Quelle place donnera cette année le plus renommé des festivals du monde aux problématiques africaines et interculturelles ? Tour d’horizon à partir de ce qui a été révélé des différentes sélections.
« Tout autour le monde et nous au milieu, aveugles. » C’est le résumé de Happy End, le nouveau film de l’Autrichien Michael Haneke qui a déjà reçu deux palmes d’or à Cannes avec Le Ruban blanc et Amour ? Cet instantané d’une famille bourgeoise européenne sur fond de crise des migrants n’étonne pas de la part d’un réalisateur qui en octobre avait participé, avec 5 500 autres professionnels du cinéma à un rappel de l’Europe « à ses devoirs » en matière d’accueil des réfugiés, dans le cadre de la pétition For a 1000 lives : be human (pour des milliers de vies : soyez humains !). Effectivement tourné là où la problématique migratoire est aiguë : Calais (en plus de Dunkerque et Douai), le film porte « comme toujours chez Haneke sur la famille avec des personnages excessifs », signale Isabelle Huppert qui y côtoie Jean-Louis Trintignant, Mathieu Kassovitz, Toby Jones, Franz Rogowski, Loubna Abidar, etc. Il sortira le 18 octobre en France.
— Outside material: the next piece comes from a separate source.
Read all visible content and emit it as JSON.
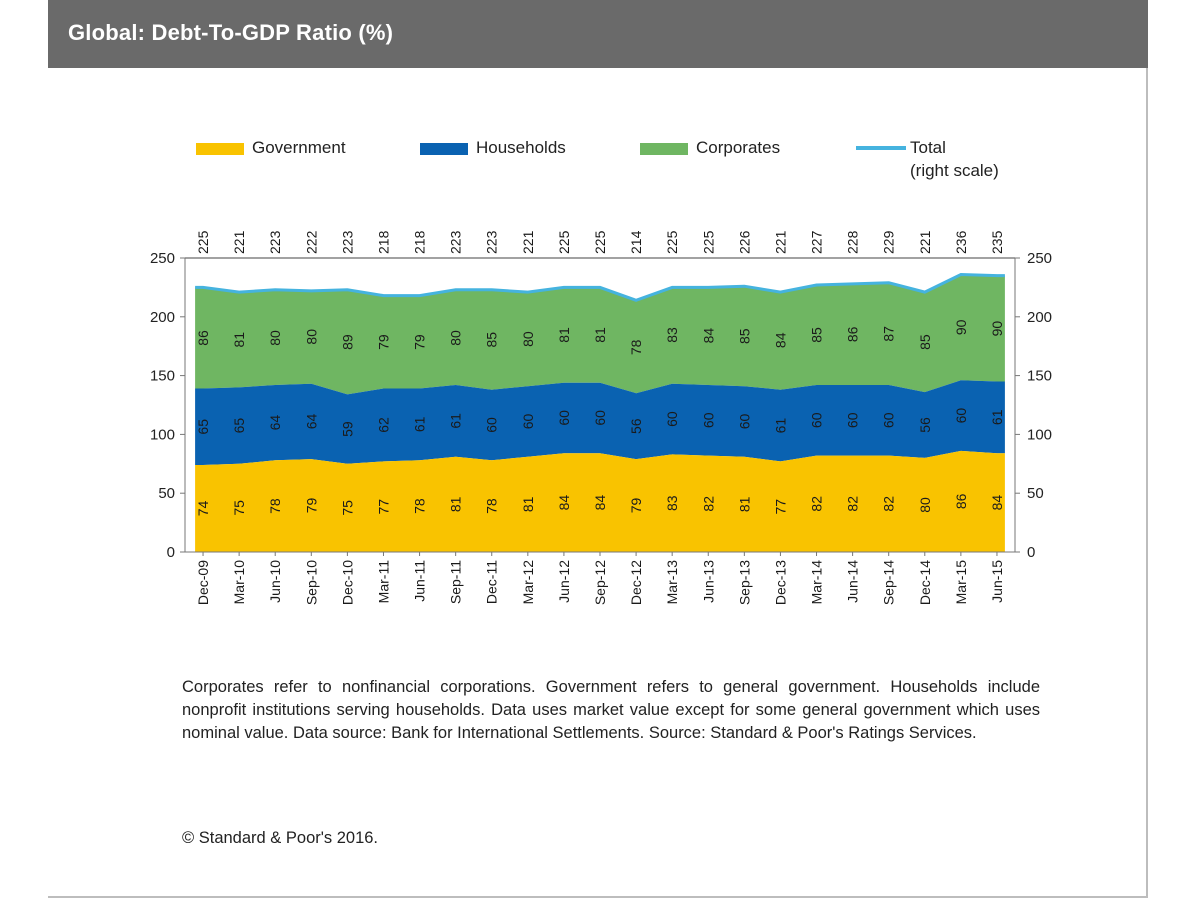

A première vue, c’est le seul film de la compétition officielle qui aborde les problématiques africaines ou interculturelles. Par contre, la sélection Un certain regard qui la complète sans compétition autre qu’un prix isolé propose elle aussi un film sur les réfugiés : Sea Sorrow. La célèbre actrice Vanessa Redgrave, aujourd’hui âgée de 79 ans, passe pour la première fois derrière la caméra pour sensibiliser l’opinion. Avec Emma Thompson et Ralph Fiennes, elle raconte la vie de réfugiés fuyant les conflits qui ont déchiré l’Europe au siècle dernier. Vanessa Redgrave dut elle-même fuir Londres bombardée durant la guerre et accueillit des réfugiés hongrois qui fuyaient la répression soviétique en 1956. Pour tourner son film, elle est allée en France, en Grèce, en Italie et au Liban – un film qu’elle a voulu faire après la publication en 2015 de la photo d’Aylan, le petit garçon syrien noyé et échoué sur une plage turque. « Ce que j’espère accomplir avec ce film, c’est d’aider les gens à garder leur humanité lorsqu’ils aident eux-mêmes », déclare-t-elle.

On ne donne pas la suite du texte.